A todo custo engoliu a velha amargurada que tentava tomar conta dela ao observar vários casais felizes passando ao seu lado. Ela não era amargurada normalmente, muito pelo contrário. Era alegre, super comunicativa, divertida, engraçada, isso na sua visão, lógico. Mas se nós mesmos não nos valorizarmos, quem o fará, não é mesmo?! Nique concordava, pelo menos. Porém no auge de seus 28 anos, ela já estava ficando preocupada com a sua situação. Quer dizer, ela tentava levar numa boa, sua mãe que vivia lembrando que o tempo estava passando. Ela iria ficar para trás. Mas isso só porque sua mãe havia casado cedo. Sua avó, por outro lado, embora tenha casado cedo também, sempre passava o dedo na garganta e fazia o gesto de "fale com a minha mão " quando a mãe de Emília vinha com esses papos de "idade", "perdendo tempo", "relógio biológico", "ficar pra titia". Sua avó dizia que ela devia aproveitar a vida e não fazer a besteira de casar cedo como elas porque era cilada. Ela morria de rir, mas a verdade é que preferia encontrar alguém logo.

Distraída, parou para observar uma vitrine cheia de livros, muito bem decorada e ficou olhando por muito tempo, lendo cada título na capa dos livros até perceber que o local estava aberto. Olhou ao seu redor e todo o comércio estava fechado. Claro, sexta-feira, quase 10 horas da noite, era de se esperar que tivesse tudo fechado. Todavia, a livraria tinha as luzes ligadas e um pouco de movimento. Não se comparava ao movimento da rua, porque afinal, não é bem um programa normal ir à livraria àquela hora. Mas tinha bastante movimento para o contexto. Emília olhou para a fachada do local e focalizou o nome, "A Livraria Que Nunca Fecha". Aquilo fazia todo sentido. Na verdade não fazia sentido nenhum, mas fazia todo sentido do mundo. Ela amava livros e a perspectiva de uma livraria 24 horas era extremamente empolgante. Era algo que ela nunca havia visto, nem ouvido falar. Muito inusitado. Resolveu entrar, com a curiosidade aguçada e notou um rapaz no caixa, acenando contente para a chegada dela.

- Seja bem-vinda. - Ele sorriu. Sua barba bem aparada e generosa acompanhava o movimento da sua boca. Ele usava um uniforme todo preto e um avental cor de café com leite por cima. Seu braço tinha algumas tatuagens coloridas e de alguma forma ele se encaixava perfeitamente naquela local. - Você já conhece a nossa livraria?

- Não. - Emília respondeu, meio encantada olhando ao redor. Centenas, não, milhares de livros arrumados por dezenas de prateleiras e sofás caramelo espalhados pelo local, em clareiras em meio às prateleiras. O balcão ficava no meio do local, e junto à caixa registradora e um computador antigo, uma máquina de café. Era muito peculiar. Nunca havia visto uma livraria assim.

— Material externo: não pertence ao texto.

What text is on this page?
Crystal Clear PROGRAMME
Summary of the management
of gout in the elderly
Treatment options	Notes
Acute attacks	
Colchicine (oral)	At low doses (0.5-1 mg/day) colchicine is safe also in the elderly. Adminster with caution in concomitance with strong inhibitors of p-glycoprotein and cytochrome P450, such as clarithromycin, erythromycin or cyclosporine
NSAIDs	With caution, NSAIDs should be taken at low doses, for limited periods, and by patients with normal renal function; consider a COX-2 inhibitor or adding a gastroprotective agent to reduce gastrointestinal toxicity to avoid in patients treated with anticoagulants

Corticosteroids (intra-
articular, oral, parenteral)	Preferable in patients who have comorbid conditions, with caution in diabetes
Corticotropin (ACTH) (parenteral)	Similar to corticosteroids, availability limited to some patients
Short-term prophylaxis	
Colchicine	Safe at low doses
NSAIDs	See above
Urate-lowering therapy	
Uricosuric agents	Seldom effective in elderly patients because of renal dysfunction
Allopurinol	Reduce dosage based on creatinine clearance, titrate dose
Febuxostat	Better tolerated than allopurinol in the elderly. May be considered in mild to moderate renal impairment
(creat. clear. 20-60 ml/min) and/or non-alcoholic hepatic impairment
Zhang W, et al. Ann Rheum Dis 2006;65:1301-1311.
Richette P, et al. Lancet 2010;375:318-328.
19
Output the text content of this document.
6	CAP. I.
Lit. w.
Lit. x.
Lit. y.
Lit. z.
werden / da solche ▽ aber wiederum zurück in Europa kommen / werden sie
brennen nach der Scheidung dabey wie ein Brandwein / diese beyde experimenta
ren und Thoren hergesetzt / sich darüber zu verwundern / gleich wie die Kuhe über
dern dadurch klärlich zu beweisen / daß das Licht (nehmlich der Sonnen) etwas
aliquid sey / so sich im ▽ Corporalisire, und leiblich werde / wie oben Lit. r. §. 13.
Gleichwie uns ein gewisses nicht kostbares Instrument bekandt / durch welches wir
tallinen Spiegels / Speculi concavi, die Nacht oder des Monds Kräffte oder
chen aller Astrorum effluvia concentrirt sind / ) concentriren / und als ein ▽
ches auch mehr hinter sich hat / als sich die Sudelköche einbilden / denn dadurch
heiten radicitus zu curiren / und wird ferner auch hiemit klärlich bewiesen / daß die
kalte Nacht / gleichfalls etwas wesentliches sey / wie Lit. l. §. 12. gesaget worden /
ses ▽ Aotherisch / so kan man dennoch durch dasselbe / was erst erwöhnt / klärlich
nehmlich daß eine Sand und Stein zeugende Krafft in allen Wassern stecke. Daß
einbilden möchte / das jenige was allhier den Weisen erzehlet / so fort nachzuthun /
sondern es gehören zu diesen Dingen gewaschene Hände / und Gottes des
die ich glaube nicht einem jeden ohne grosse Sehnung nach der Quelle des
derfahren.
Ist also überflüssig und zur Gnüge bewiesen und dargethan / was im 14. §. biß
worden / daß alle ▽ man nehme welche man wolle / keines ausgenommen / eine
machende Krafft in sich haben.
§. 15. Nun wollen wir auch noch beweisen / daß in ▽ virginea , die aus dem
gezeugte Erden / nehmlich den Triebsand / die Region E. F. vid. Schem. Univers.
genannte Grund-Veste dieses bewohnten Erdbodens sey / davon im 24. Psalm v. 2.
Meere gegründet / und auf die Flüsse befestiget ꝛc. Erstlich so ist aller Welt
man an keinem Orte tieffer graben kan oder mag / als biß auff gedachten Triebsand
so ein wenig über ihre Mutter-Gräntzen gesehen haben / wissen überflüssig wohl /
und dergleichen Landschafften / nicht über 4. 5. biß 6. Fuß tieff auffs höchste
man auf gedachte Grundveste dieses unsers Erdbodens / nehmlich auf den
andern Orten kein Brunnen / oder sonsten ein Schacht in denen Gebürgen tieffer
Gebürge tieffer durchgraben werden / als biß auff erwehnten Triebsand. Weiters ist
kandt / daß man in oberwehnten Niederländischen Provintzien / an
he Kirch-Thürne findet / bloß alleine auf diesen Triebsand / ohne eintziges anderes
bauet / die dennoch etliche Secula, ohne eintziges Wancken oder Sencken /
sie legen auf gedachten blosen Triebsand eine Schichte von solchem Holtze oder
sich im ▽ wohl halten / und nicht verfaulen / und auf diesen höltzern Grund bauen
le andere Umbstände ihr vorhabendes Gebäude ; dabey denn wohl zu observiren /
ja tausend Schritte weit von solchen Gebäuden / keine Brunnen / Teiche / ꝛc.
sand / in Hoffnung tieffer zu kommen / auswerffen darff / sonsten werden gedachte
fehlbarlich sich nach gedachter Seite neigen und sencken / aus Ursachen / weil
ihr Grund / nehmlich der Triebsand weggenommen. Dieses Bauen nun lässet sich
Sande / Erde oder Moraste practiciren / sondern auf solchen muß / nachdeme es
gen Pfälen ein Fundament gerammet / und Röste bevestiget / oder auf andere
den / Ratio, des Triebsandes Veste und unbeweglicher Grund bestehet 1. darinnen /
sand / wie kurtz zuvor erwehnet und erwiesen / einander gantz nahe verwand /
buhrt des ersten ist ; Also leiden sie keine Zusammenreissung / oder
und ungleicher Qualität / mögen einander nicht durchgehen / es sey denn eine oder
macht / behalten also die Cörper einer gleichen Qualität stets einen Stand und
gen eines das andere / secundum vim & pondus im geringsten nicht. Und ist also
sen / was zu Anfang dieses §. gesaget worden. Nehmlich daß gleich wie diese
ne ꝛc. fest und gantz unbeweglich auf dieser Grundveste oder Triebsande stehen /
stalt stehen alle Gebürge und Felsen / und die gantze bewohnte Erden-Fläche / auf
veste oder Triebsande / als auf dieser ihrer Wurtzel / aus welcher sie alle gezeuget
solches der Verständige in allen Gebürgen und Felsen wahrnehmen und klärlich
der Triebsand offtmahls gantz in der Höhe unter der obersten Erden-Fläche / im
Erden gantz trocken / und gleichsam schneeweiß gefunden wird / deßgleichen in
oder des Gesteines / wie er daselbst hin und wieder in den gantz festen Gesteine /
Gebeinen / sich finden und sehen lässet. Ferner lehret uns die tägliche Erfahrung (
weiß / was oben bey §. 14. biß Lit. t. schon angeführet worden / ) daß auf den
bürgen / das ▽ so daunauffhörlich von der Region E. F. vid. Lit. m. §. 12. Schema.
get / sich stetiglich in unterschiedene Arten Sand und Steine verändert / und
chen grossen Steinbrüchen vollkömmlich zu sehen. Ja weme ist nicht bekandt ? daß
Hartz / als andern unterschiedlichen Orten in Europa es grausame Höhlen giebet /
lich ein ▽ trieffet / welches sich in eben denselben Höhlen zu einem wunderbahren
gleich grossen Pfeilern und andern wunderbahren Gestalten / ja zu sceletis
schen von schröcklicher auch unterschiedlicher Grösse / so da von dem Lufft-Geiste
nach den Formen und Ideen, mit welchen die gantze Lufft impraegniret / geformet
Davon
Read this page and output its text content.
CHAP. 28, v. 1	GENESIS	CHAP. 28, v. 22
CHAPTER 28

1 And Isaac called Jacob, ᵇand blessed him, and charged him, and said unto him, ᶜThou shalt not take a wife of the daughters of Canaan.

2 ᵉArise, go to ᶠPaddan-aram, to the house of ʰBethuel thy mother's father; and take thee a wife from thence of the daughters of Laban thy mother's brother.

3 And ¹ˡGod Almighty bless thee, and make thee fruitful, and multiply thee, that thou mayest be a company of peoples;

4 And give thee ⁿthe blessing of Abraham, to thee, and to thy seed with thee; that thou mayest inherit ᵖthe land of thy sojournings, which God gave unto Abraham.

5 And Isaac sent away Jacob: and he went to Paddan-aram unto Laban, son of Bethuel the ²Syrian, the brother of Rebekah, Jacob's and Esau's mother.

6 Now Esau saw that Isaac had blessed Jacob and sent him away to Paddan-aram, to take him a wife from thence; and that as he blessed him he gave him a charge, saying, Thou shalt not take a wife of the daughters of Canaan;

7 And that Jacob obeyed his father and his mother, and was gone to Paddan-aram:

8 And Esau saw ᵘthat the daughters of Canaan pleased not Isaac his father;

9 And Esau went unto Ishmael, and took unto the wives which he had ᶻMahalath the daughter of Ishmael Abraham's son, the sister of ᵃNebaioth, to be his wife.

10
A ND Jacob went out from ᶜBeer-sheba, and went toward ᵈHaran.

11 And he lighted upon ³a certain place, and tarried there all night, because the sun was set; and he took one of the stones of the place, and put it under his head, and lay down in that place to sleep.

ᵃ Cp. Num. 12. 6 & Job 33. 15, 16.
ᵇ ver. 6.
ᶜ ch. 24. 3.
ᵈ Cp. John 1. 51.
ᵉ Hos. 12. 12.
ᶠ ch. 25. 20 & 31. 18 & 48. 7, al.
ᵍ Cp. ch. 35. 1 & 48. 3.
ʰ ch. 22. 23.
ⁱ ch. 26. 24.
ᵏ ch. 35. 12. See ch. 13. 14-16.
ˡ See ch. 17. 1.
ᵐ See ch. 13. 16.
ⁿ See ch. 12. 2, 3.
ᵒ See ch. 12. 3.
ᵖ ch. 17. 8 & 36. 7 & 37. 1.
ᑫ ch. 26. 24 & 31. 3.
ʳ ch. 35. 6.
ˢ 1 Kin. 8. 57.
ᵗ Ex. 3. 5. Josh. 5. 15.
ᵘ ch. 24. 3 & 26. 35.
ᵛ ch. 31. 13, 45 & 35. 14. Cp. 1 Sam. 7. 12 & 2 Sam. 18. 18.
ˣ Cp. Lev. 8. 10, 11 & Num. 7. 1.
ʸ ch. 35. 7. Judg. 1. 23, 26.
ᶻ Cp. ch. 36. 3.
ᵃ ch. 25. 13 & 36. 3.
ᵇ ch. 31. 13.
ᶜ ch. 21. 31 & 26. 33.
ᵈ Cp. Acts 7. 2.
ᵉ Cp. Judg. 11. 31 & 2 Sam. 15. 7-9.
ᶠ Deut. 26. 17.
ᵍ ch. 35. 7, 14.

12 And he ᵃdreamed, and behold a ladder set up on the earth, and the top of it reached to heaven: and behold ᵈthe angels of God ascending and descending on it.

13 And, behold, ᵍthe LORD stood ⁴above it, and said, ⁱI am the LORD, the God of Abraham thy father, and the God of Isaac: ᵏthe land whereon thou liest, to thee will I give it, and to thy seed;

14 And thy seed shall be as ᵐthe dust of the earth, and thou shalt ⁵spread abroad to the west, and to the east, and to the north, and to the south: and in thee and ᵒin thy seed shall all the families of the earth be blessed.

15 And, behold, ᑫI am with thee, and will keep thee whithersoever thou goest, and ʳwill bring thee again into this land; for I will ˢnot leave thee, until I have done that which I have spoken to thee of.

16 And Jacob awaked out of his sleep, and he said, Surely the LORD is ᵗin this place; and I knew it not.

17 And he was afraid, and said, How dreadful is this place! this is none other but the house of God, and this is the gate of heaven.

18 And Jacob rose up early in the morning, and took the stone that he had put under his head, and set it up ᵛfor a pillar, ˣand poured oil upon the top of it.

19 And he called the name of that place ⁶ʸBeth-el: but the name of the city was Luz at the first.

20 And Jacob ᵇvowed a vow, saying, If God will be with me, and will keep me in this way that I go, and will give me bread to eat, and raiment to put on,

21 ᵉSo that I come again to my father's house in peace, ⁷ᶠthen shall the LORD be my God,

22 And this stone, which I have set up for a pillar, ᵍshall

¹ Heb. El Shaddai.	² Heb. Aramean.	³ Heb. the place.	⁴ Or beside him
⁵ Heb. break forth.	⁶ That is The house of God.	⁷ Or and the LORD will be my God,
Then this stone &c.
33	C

- Então deixe-me explicar, se você gosta de livros, vai amar a ideia. Conte pros amigos, pros vizinhos, pros sobrinhos e pros passarinhos. - Ele falava com gestos teatrais e Emília tentava acompanhar, indecisa entre achar sensacional ou louco demais. Parecia até que tinha caído no buraco da Alice e tava conversando com o Chapeleiro Maluco. - Nós vivemos de vendas e de doações, então sua ajuda é muito importante. Nossa livraria nunca fecha. Isso mesmo, como informa o letreiro. Sabe quando você está absorto em uma leitura e não consegue colocar o livro de lado, pula a janta, pula a hora de dormir e quando nota passou cinco horas seguidas lendo e são 3 horas da manhã, mas você não pode esperar o dia seguinte pra comprar a continuação daquele livro? - Emília riu, se reconhecendo na situação. - Nós estamos aqui. Pra você que não pode esperar.

- Entendi. Muito interessante. - Ela concordou com um sorriso.

- Não só isso. - Ele continuou prendendo a atenção de mais duas pessoas que entravam na loja. - Aqui você pode ler o que quiser, mesmo que não compre. Estamos sempre prontos para aqueles que não têm recursos financeiros mas que estão abertos ao conhecimento. Estamos disponíveis para suas madrugadas de insônia, quando você não consegue pregar os olhos e gostaria de uma leitura no meio da madrugada. Nós vendemos livros e também emprestamos. Aceitamos livros doados e também doamos. - Ela estava maravilhada, a ideia era tão genial que era simplesmente impossível não querer doar pra ajudar um lugar tão incrível. Enquanto colocava uma nota de vinte reais na caixinha de doações, ainda ouvia o discurso do tatuado. - E se vocês estiverem se sentindo sozinhos, venham tomar um café com pessoas de interesses parecidos com os seus. Aqui vocês estão entre amigos.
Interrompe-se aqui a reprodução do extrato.